Primeiro capítulo não arrisca, mas tem contexto social promissor.
Por Pedro Strazza.
Existe um tanto de garantido na maneira como Vinyl, a nova série produzida por Martin Scorsese, estabelece no piloto a sua narrativa e trama. O primeiro ocorre pelo próprio modus operandi do cineasta, que assume a direção do episódio de quase duas horas de duração e impõe seu estilo conhecido e bastante celebrado; a segunda, por outro lado, se dá pelo próprio contexto da televisão estadunidense e sua atual era de ouro, em voga desde o sucesso de Os Sopranos nos anos noventa.
Porque apesar de se passar no início dos anos setenta e acompanhar uma realidade agora quase surrealista aos olhos de hoje com a disposição de evidenciar esse lado da época, o seriado criado por Scorsese, o roteirista Terence Winter, Rick Cohen e o cantor Mick Jagger não hesita em seguir as convenções para contar a história do rico empresário musical Richie Finestra (Bobby Cannavale), sejam estas de estilo ou roteiro. Não é muito difícil vir à cabeça memórias de outros seriados - para mim especificamente Mad Men - em meio à sucessão de cenas dominadas pelas drogas pesadas e a música, que encontram-se também interessadas em trazer ícones da cultura rock'n roll de maneira implícita (a configuração das cabeças de cervo na parede da sala de reunião, que remetem de imediato à capa de Queen II) ou explícita (as imagens do desastre do LZ 129 Hindenburg intercalado com a capa do primeiro disco do Led Zeppelin).

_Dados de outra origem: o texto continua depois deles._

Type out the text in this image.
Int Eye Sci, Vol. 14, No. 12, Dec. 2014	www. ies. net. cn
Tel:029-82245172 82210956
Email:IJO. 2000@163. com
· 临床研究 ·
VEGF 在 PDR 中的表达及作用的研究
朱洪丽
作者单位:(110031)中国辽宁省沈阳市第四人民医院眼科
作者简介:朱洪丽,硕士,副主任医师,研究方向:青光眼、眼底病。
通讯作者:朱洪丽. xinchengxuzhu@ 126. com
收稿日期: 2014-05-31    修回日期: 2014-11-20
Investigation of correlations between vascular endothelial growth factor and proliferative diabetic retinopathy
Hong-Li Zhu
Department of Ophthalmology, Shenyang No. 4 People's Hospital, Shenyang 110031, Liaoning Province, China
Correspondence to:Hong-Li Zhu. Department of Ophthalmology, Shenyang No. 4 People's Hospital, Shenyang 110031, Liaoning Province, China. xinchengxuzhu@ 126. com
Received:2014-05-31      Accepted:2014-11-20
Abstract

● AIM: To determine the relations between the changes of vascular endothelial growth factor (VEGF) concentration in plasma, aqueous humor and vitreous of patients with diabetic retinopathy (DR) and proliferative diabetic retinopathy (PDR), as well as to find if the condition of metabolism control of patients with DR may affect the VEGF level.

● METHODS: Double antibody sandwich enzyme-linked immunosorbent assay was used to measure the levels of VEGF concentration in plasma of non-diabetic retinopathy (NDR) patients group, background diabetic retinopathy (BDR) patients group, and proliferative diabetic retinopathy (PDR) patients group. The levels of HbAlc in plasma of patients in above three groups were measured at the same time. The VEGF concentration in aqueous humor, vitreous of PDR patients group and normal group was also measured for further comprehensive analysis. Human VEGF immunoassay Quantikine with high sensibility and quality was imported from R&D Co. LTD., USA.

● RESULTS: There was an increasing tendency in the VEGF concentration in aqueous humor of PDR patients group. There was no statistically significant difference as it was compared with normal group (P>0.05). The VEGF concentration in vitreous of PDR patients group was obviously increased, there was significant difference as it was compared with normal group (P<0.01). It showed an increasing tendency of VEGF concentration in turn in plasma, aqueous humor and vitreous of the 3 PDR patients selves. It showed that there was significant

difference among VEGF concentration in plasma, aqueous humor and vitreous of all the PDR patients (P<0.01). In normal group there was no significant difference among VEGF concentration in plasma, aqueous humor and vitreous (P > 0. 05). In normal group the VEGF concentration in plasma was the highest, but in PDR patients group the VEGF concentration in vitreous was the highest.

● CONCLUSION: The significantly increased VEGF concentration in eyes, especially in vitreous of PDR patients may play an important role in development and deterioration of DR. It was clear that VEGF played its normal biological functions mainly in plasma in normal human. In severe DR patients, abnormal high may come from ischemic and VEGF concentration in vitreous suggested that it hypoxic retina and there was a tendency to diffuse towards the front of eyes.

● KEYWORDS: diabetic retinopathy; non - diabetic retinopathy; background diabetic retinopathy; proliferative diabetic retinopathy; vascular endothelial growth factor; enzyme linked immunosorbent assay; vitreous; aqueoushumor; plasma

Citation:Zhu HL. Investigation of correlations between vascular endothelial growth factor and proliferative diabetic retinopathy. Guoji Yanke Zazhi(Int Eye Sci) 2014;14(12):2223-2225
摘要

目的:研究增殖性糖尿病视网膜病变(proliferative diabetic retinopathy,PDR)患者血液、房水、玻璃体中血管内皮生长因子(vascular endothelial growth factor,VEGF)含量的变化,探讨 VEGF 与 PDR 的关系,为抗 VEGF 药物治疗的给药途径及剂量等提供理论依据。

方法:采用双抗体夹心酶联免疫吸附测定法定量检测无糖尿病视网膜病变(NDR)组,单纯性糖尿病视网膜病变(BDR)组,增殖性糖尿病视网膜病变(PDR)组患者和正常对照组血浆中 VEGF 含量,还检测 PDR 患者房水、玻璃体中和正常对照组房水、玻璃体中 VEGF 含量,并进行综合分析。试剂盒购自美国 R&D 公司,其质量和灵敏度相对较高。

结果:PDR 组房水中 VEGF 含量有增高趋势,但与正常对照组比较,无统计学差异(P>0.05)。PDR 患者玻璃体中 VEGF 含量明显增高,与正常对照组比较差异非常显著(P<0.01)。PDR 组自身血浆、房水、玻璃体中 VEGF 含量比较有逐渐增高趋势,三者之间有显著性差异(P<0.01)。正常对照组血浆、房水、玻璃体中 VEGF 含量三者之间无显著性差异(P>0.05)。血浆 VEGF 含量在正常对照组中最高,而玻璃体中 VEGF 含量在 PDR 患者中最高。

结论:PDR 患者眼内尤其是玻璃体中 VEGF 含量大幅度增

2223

Se tudo isso ocorre por medo de arriscar o sucesso de uma grande produção gerada pelos nomes envolvidos ou apenas por pura ingenuidade, é uma pergunta que o primeiro episódio não responde.
O que Vinyl está mais a fim aqui, na verdade, é de compor sob o viés da insanidade o contexto social e musical ao qual sua história se insere, algo que Scorsese provou inúmeras vezes em sua filmografia. E os anos setenta não poderiam ser mais férteis para tal objetivo, sendo uma década marcada pelo conflito em constante ebulição e transformação em todos os campos possíveis de análise. O piloto se concentra, claro, na música, mas no subtexto da comparação dos lugares visitados pelo protagonista com seus flashbacks - centrados no começo de sua carreira no ramo e de sua amizade com o cantor negro Lester Grimes (Ato Essandoh) - já se percebe um fundo político aliado ao tema, da ascensão marginal do hip-hop como manifestação da discriminação racial e a tensão crescente derivada do processo.
E se há uma coisa que o diretor sabe fazer é atiçar a raiva a ponto de implosão, e pelo piloto Cannavale demonstra bastante habilidade em executar essa fúria pelo overacting.
A grande questão é: pode a vibe efervescente da série funcionar repetindo estruturas e noções conhecidas do público? Temos mais uma vez o protagonista de moral duvidosa e dotado de dilema de identidade, a coadjuvante feminina em ascensão profissional (Juno Temple, ótima) e os escritórios organizados (ainda que sob domínio da cocaína) derivados da TV, combinado à estética cômica e acelerada do cinema de Scorsese. Se Vinyl quer buscar seu lugar ao Sol, ela terá que buscar maneiras de se diferenciar do resto.